There’s been “very promising progress” in reuniting the families who were separated at the U.S-Mexico border according to a federal judge in the U.S.


There were over 2,500 immigrant children who were separated from their parents as part of Trump’s ‘zero-tolerance’ immigration policy, but the forward movement continues to reunite the families.


The government were provided with a deadline by U.S District Judge Dana Sabraw to reunite the families who had been separated. He requested that the government attorney’s provided him with an update with only 6 days to go and the update appeared positive.

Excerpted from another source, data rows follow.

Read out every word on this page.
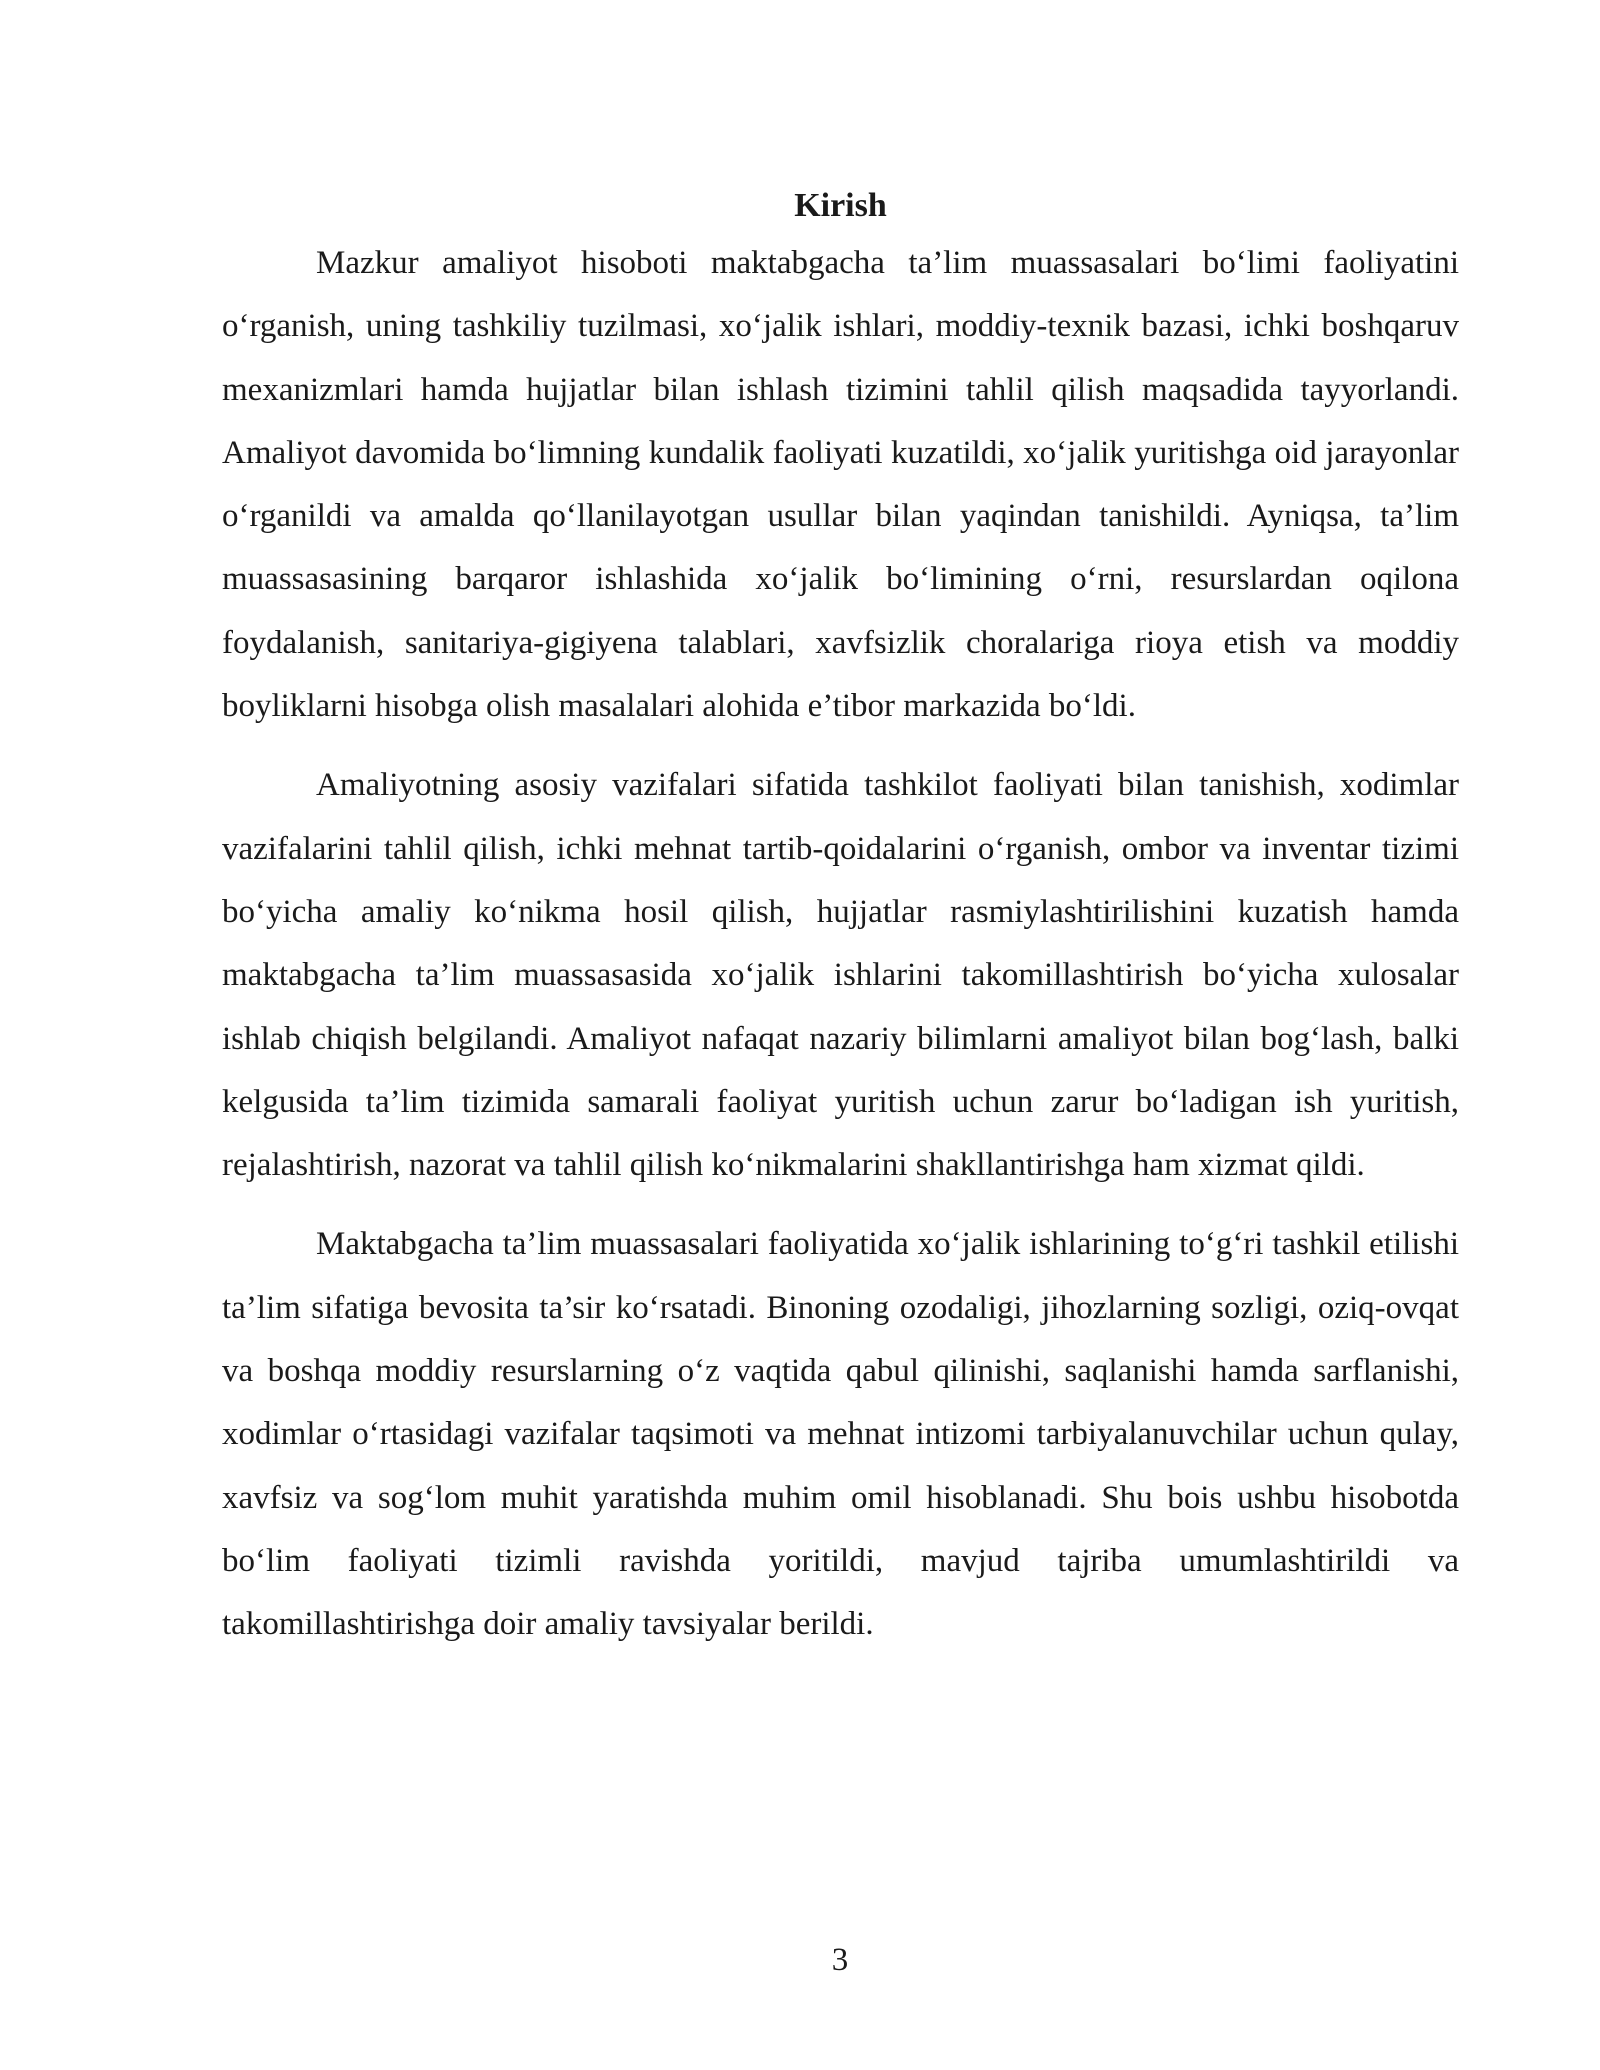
Kirish

Mazkur amaliyot hisoboti maktabgacha ta’lim muassasalari bo‘limi faoliyatini o‘rganish, uning tashkiliy tuzilmasi, xo‘jalik ishlari, moddiy-texnik bazasi, ichki boshqaruv mexanizmlari hamda hujjatlar bilan ishlash tizimini tahlil qilish maqsadida tayyorlandi. Amaliyot davomida bo‘limning kundalik faoliyati kuzatildi, xo‘jalik yuritishga oid jarayonlar o‘rganildi va amalda qo‘llanilayotgan usullar bilan yaqindan tanishildi. Ayniqsa, ta’lim muassasasining barqaror ishlashida xo‘jalik bo‘limining o‘rni, resurslardan oqilona foydalanish, sanitariya-gigiyena talablari, xavfsizlik choralariga rioya etish va moddiy boyliklarni hisobga olish masalalari alohida e’tibor markazida bo‘ldi.

Amaliyotning asosiy vazifalari sifatida tashkilot faoliyati bilan tanishish, xodimlar vazifalarini tahlil qilish, ichki mehnat tartib-qoidalarini o‘rganish, ombor va inventar tizimi bo‘yicha amaliy ko‘nikma hosil qilish, hujjatlar rasmiylashtirilishini kuzatish hamda maktabgacha ta’lim muassasasida xo‘jalik ishlarini takomillashtirish bo‘yicha xulosalar ishlab chiqish belgilandi. Amaliyot nafaqat nazariy bilimlarni amaliyot bilan bog‘lash, balki kelgusida ta’lim tizimida samarali faoliyat yuritish uchun zarur bo‘ladigan ish yuritish, rejalashtirish, nazorat va tahlil qilish ko‘nikmalarini shakllantirishga ham xizmat qildi.

Maktabgacha ta’lim muassasalari faoliyatida xo‘jalik ishlarining to‘g‘ri tashkil etilishi ta’lim sifatiga bevosita ta’sir ko‘rsatadi. Binoning ozodaligi, jihozlarning sozligi, oziq-ovqat va boshqa moddiy resurslarning o‘z vaqtida qabul qilinishi, saqlanishi hamda sarflanishi, xodimlar o‘rtasidagi vazifalar taqsimoti va mehnat intizomi tarbiyalanuvchilar uchun qulay, xavfsiz va sog‘lom muhit yaratishda muhim omil hisoblanadi. Shu bois ushbu hisobotda bo‘lim faoliyati tizimli ravishda yoritildi, mavjud tajriba umumlashtirildi va takomillashtirishga doir amaliy tavsiyalar berildi.

3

According to reports, U.S Immigration and Customs Enforcement officials reported to Sabraw’s San Diego courtroom on Thursday confirming that 364 children over the age of 5 had been reunited by their parent in the past three weeks. On Friday this number increased to 450.


The government, however, were unclear on how many parents and children would be reunited before the July 26th deadline.


Interviews had taken place for nearly 850 parents by Thursday and they were cleared to be reunited with their children. However, 229 parents were ineligible because they had a previous criminal record or they requested that their reunification is “waived” away. The rest of the reviews are still pending.


Of the decisions made so far, 850 parents are facing deportation orders but Sabraw has ordered that deportations are put on hold until a final decision has been made on the reunited families.


Requests have been made for the information that was shared with the American Civil Liberties Union to also be shared with attorney generals that cover 17 states and the District of Columbia. Similar to the ACLU, the lawsuit filed by the attorney generals questioned the policies and the rights to separate the families at the border.


A major priority for Sabraw is making sure that the families are reunited quickly and there have been challenges from the government who claim the reason it’s taking longer than anticipated is so the children can remain safe.

Kristen Niejlsen, the U.S Homeland Security Secretary, clarified that although they have every intention of meeting the deadline proposed by the judge, she wanted to make sure her team didn’t “cut corners”.